In her new role as Moderator of Face the Nation, Margaret Brennan brings a diversity of reporting experience to the table. From reporting on the stock market at CNBC and Bloomberg, to using her background in Middle East studies as CBS’s senior foreign affairs correspondent, a job which she’ll keep in addition to this new gig.
We spoke with Brennan, 37, only a few hours the announcement was made public. She’s prepared for the new gig, but admits to having a substantial call list of people she’d like advice from.
TVNewser: What do you want to bring to Face the Nation that will allow the program to stand out from the pack?
Brennan: I hope that in the chair I can continue the tradition that Bob Schieffer and John Dickerson have created. I have been lucky enough to be a panelist and fill in for John, and I love that you get to make sure that it’s a good conversation, not an argument, and that it gave perspective, it gave context, and it really helped boil down for people what really matters. I think that in this environment right now, particularly as someone who has been covering a pretty unforgiving, unrelenting news cycle, I want to make sure that this program continues to be the sort of refuge from it, where people can sit down on Sunday morning and say, “OK, this is going to be what’s actually important, not just what’s interesting.” This is not going to be opinion, nor will it be an argument. It will be a conversation, and I think that’s what people are really hungry for these days, and I want that to be what defines us.
TVNewser: These Sunday public affairs show are generally locked to a desk, and somewhat formulaic. Would you like to take the show to other places?
Brennan: I have been a field reporter for some time, as well as an anchor, so I’m certainly not opposed to new ideas. Mary Hager [Face the Nation ep] and I will talk through all sorts of ideas. That said, I’m not looking to change the traditions we have here. I think we will try to be responsive to what’s happening in the news cycle, and what will tell the best story and get us the most important conversation. We’ll be figuring out how to best do that as we really start to craft the show. I think of the program as not being a “Beltway show” per se.

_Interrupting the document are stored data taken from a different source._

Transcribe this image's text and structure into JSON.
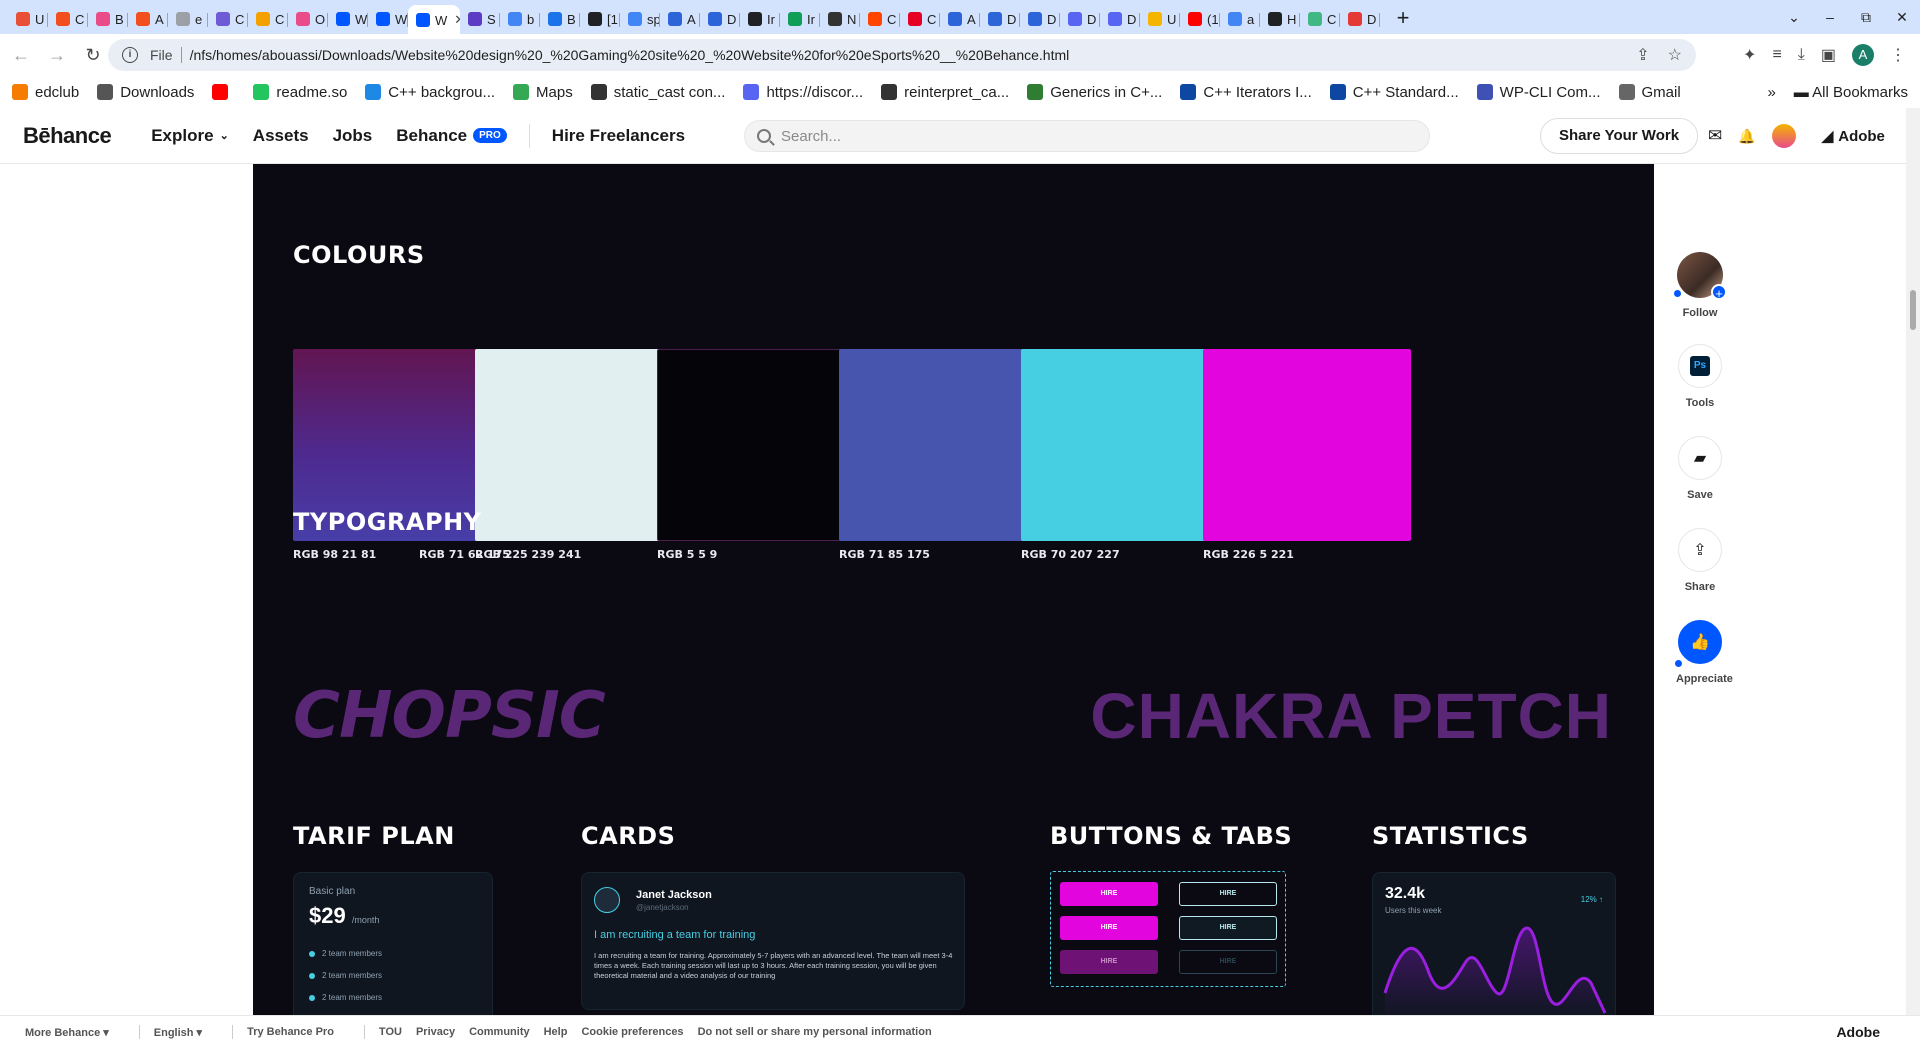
{
  "browser": {
    "tabs": [
      {
        "letter": "U",
        "color": "#e94f37"
      },
      {
        "letter": "C",
        "color": "#f24e1e"
      },
      {
        "letter": "B",
        "color": "#ea4c89"
      },
      {
        "letter": "A",
        "color": "#f24e1e"
      },
      {
        "letter": "e",
        "color": "#9aa0a6"
      },
      {
        "letter": "C",
        "color": "#6e5bd6"
      },
      {
        "letter": "C",
        "color": "#f4a100"
      },
      {
        "letter": "O",
        "color": "#ea4c89"
      },
      {
        "letter": "W",
        "color": "#0057ff"
      },
      {
        "letter": "W",
        "color": "#0057ff"
      },
      {
        "letter": "W",
        "color": "#0057ff"
      },
      {
        "letter": "S",
        "color": "#5b3cc4"
      },
      {
        "letter": "b",
        "color": "#4285f4"
      },
      {
        "letter": "B",
        "color": "#1a73e8"
      },
      {
        "letter": "[1",
        "color": "#202124"
      },
      {
        "letter": "sp",
        "color": "#4285f4"
      },
      {
        "letter": "A",
        "color": "#2d65d8"
      },
      {
        "letter": "D",
        "color": "#2d65d8"
      },
      {
        "letter": "Ir",
        "color": "#202124"
      },
      {
        "letter": "Ir",
        "color": "#0f9d58"
      },
      {
        "letter": "N",
        "color": "#333"
      },
      {
        "letter": "C",
        "color": "#ff4500"
      },
      {
        "letter": "C",
        "color": "#e60023"
      },
      {
        "letter": "A",
        "color": "#2d65d8"
      },
      {
        "letter": "D",
        "color": "#2d65d8"
      },
      {
        "letter": "D",
        "color": "#2d65d8"
      },
      {
        "letter": "D",
        "color": "#5865f2"
      },
      {
        "letter": "D",
        "color": "#5865f2"
      },
      {
        "letter": "U",
        "color": "#f4b400"
      },
      {
        "letter": "(1",
        "color": "#ff0000"
      },
      {
        "letter": "a",
        "color": "#4285f4"
      },
      {
        "letter": "H",
        "color": "#202124"
      },
      {
        "letter": "C",
        "color": "#41b883"
      },
      {
        "letter": "D",
        "color": "#e53935"
      }
    ],
    "active_tab_index": 10,
    "active_tab_title": "W",
    "close_glyph": "✕",
    "new_tab_glyph": "+",
    "window_controls": [
      "⌄",
      "–",
      "⧉",
      "✕"
    ],
    "back_glyph": "←",
    "forward_glyph": "→",
    "reload_glyph": "↻",
    "file_label": "File",
    "url": "/nfs/homes/abouassi/Downloads/Website%20design%20_%20Gaming%20site%20_%20Website%20for%20eSports%20__%20Behance.html",
    "omnibox_icons": [
      "⇪",
      "☆"
    ],
    "toolbar_icons": [
      "✦",
      "≡",
      "⤓",
      "▣"
    ],
    "profile_letter": "A",
    "bookmarks": [
      {
        "label": "edclub",
        "color": "#f57c00"
      },
      {
        "label": "Downloads",
        "color": "#555"
      },
      {
        "label": "",
        "color": "#ff0000"
      },
      {
        "label": "readme.so",
        "color": "#22c55e"
      },
      {
        "label": "C++ backgrou...",
        "color": "#1e88e5"
      },
      {
        "label": "Maps",
        "color": "#34a853"
      },
      {
        "label": "static_cast con...",
        "color": "#333"
      },
      {
        "label": "https://discor...",
        "color": "#5865f2"
      },
      {
        "label": "reinterpret_ca...",
        "color": "#333"
      },
      {
        "label": "Generics in C+...",
        "color": "#2e7d32"
      },
      {
        "label": "C++ Iterators I...",
        "color": "#0d47a1"
      },
      {
        "label": "C++ Standard...",
        "color": "#0d47a1"
      },
      {
        "label": "WP-CLI Com...",
        "color": "#3f51b5"
      },
      {
        "label": "Gmail",
        "color": "#666"
      }
    ],
    "bookmarks_more": "»",
    "all_bookmarks": "All Bookmarks"
  },
  "header": {
    "logo": "Bēhance",
    "nav": {
      "explore": "Explore",
      "assets": "Assets",
      "jobs": "Jobs",
      "behance": "Behance",
      "pro": "PRO",
      "hire": "Hire Freelancers"
    },
    "search_placeholder": "Search...",
    "share_button": "Share Your Work",
    "icons": {
      "mail": "✉",
      "bell": "🔔"
    },
    "adobe": "Adobe"
  },
  "project": {
    "colours_title": "COLOURS",
    "swatches": [
      {
        "fill": "linear-gradient(180deg,#621551 0%,#4e2a8f 55%,#473ea8 100%)",
        "rgb1": "RGB  98 21 81",
        "rgb2": "RGB  71 62 175"
      },
      {
        "fill": "#e1eff1",
        "rgb1": "RGB  225 239 241",
        "rgb2": ""
      },
      {
        "fill": "#050509",
        "rgb1": "RGB  5 5 9",
        "rgb2": ""
      },
      {
        "fill": "#4755af",
        "rgb1": "RGB  71 85 175",
        "rgb2": ""
      },
      {
        "fill": "#46cfe3",
        "rgb1": "RGB  70 207 227",
        "rgb2": ""
      },
      {
        "fill": "#e205dd",
        "rgb1": "RGB  226 5 221",
        "rgb2": ""
      }
    ],
    "typography_title": "TYPOGRAPHY",
    "font1": "CHOPSIC",
    "font2": "CHAKRA PETCH",
    "tarif_title": "TARIF PLAN",
    "tarif": {
      "label": "Basic plan",
      "price": "$29",
      "per": "/month",
      "items": [
        "2 team members",
        "2 team members",
        "2 team members"
      ]
    },
    "cards_title": "CARDS",
    "card": {
      "name": "Janet Jackson",
      "handle": "@janetjackson",
      "headline": "I am recruiting a team for training",
      "body": "I am recruiting a team for training. Approximately 5-7 players with an advanced level. The team will meet 3-4 times a week. Each training session will last up to 3 hours. After each training session, you will be given theoretical material and a video analysis of our training"
    },
    "buttons_title": "BUTTONS & TABS",
    "button_label": "HIRE",
    "stats_title": "STATISTICS",
    "stats": {
      "value": "32.4k",
      "label": "Users this week",
      "percent": "12% ↑"
    }
  },
  "rail": {
    "follow": "Follow",
    "tools": "Tools",
    "ps": "Ps",
    "save": "Save",
    "share": "Share",
    "appreciate": "Appreciate",
    "plus": "+"
  },
  "footer": {
    "more": "More Behance ▾",
    "language": "English ▾",
    "try_pro": "Try Behance Pro",
    "links": [
      "TOU",
      "Privacy",
      "Community",
      "Help",
      "Cookie preferences",
      "Do not sell or share my personal information"
    ],
    "adobe": "Adobe"
  }
}
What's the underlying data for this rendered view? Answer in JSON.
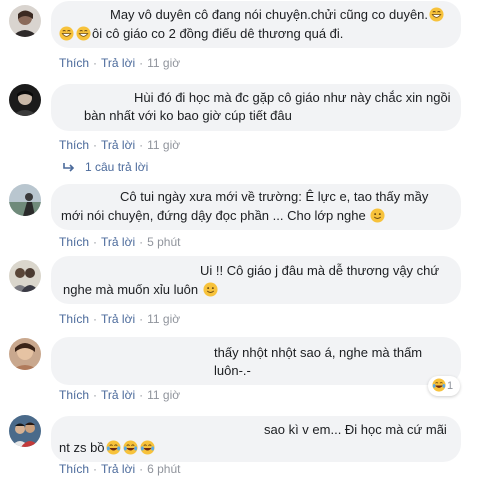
{
  "comments": [
    {
      "line1": "May vô duyên cô đang nói chuyện.chửi cũng co duyên.",
      "line2": "ôi cô giáo co 2 đồng điếu dê thương quá đi.",
      "like": "Thích",
      "reply": "Trả lời",
      "time": "11 giờ"
    },
    {
      "line1": "Hùi đó đi học mà đc gặp cô giáo như này chắc xin ngồi",
      "line2": "bàn nhất với ko bao giờ cúp tiết đâu",
      "like": "Thích",
      "reply": "Trả lời",
      "time": "11 giờ",
      "reply_count": "1 câu trả lời"
    },
    {
      "line1": "Cô tui ngày xưa mới về trường: Ê lực e, tao thấy mầy",
      "line2": "mới nói chuyện, đứng dậy đọc phần ... Cho lớp nghe",
      "like": "Thích",
      "reply": "Trả lời",
      "time": "5 phút"
    },
    {
      "line1": "Ui !! Cô giáo j đâu mà dễ thương vậy chứ",
      "line2": "nghe mà muốn xỉu luôn",
      "like": "Thích",
      "reply": "Trả lời",
      "time": "11 giờ"
    },
    {
      "line1": "thấy nhột nhột sao á, nghe mà thấm",
      "line2": "luôn-.-",
      "like": "Thích",
      "reply": "Trả lời",
      "time": "11 giờ",
      "reaction_count": "1"
    },
    {
      "line1": "sao kì v em... Đi học mà cứ mãi",
      "line2": "nt zs bồ",
      "like": "Thích",
      "reply": "Trả lời",
      "time": "6 phút"
    }
  ],
  "icons": {
    "grin": "grinning-sweat-emoji",
    "smile": "smiling-emoji",
    "laugh": "tears-of-joy-emoji",
    "reply_arrow": "reply-arrow-icon"
  },
  "colors": {
    "bubble": "#f2f3f5",
    "link": "#4b6a9b",
    "meta": "#90949c",
    "emoji": "#f7c23b"
  }
}
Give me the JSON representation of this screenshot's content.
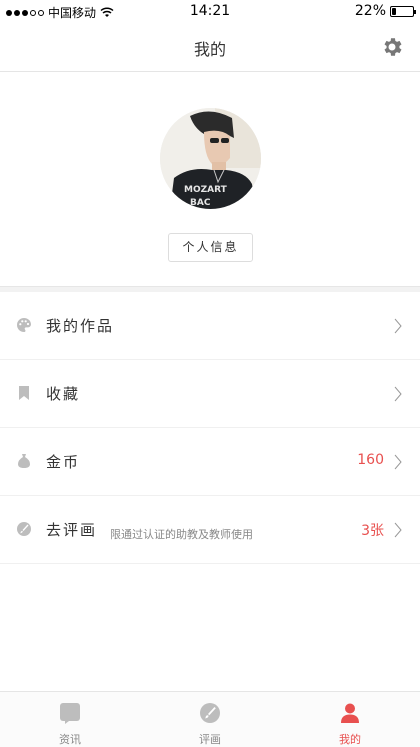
{
  "status_bar": {
    "carrier": "中国移动",
    "time": "14:21",
    "battery_percent_text": "22%",
    "battery_level": 0.22,
    "signal_bars_on": 3,
    "signal_bars_total": 5
  },
  "nav": {
    "title": "我的",
    "settings_icon": "gear-icon"
  },
  "profile": {
    "avatar_icon": "avatar-photo",
    "info_button_label": "个人信息"
  },
  "menu": {
    "items": [
      {
        "label": "我的作品",
        "icon": "palette-icon",
        "sub": "",
        "value": ""
      },
      {
        "label": "收藏",
        "icon": "bookmark-icon",
        "sub": "",
        "value": ""
      },
      {
        "label": "金币",
        "icon": "coin-bag-icon",
        "sub": "",
        "value": "160"
      },
      {
        "label": "去评画",
        "icon": "brush-circle-icon",
        "sub": "限通过认证的助教及教师使用",
        "value": "3张"
      }
    ]
  },
  "tab_bar": {
    "tabs": [
      {
        "label": "资讯",
        "icon": "news-icon",
        "active": false
      },
      {
        "label": "评画",
        "icon": "review-icon",
        "active": false
      },
      {
        "label": "我的",
        "icon": "user-icon",
        "active": true
      }
    ]
  },
  "colors": {
    "accent": "#e8504f",
    "icon_gray": "#bdbdbd",
    "text": "#333333"
  }
}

As someone who has covered foreign affairs and global markets, I see how inter-connected so many of these things are, and I want to make sure that people are aware of that. We will have a conversation about guns this week because it is really important. But we will also make sure people know what’s happening in Syria this week. We’re not going to forget or knock off those threads.
TVNewser: Talk about those pivots, from cable business news anchor to network foreign affairs correspondent to host of a public affairs show.
Brennan: Each role, each place is different. I’ve tried to make sure, through my career, stories don’t just stay silo’d. I think it started in my 20s coming out of school with a foreign affairs background, before entering the news world. I absolutely, fundamentally believed Americans needed to know what was happening in the world when it came to international news, and couldn’t afford to overlook it. Through the financial crisis, I was at a business network but I thought the message there was supposed to be that Main Street actually needed to know what was happening on Wall Street, and if they don’t, then they’re really at a deficit. In this role, all of those things in the foreign affairs world already impact each other. Economic policy is foreign policy, and certainly now as we’re seeing the Trump administration emphasize time and again both of those things are a big part of domestic policy. And I think that’s the type of way I think about things.
TVNewser: Both of CBS News’s Sunday morning shows are now hosted by women, and you’re the only woman who’s solo anchor of a major Sunday public affairs show (Maria Bartiromo hosts Sunday Morning Futures on Fox News). Give us with your thoughts about the significance of this?
Brennan: Lesley Stahl held this job many years ago. I think she has broken through some of those barriers, as did a few people before her. I look to it as hopefully showing and continuing tradition. But I really think of myself first and foremost as a journalist, and that I will do the best work I possibly can. But it’s really cool to hear you say that!
TVNewser: I know it’s early, but who are some folks who have given you advice as you embark on this new journey. What are looking forward to the most?
Brennan: I have a long call list of people who I want to get some advice from, actually! Certainly at the top of the list are John Dickerson and Bob Schieffer. That’s one of the great things about being a journalist is you have this great luxury of being able to pick up the phone and talk to people who have this wealth of experience, and ask them, “What do you know, and what do I need to know?” In this way, hopefully I can use that to do this job even better!
TVNewser: You’re fluent in Arabic. What attracted you to the language and the region, and how has that impacted your reporting over the years?
Brennan: My mom has said that I have liked to watch the news, even since I was little. I was very interested in what was happening in the world, and that translated to my interest areas when it came to academics. I was interested in moments of change, social movements, why people were doing things, and why moments in history took dramatic turns. Certainly, in foreign affairs there are a lot of those opportunities, and I had to pick an interest area, and a focus area at the University of Virginia, and Middle East studies seemed a pretty obvious one for me. At that time, 9/11 happened, and that was one of those moments where I felt people couldn’t afford not to know what was going on. So having that context and background is something that ended up being tremendously useful to me when I came to CBS and started covering the State Department, occasionally the Pentagon, and looking at national security issues. So it ended up being a good use of my undergraduate degree, all coming at a unique time.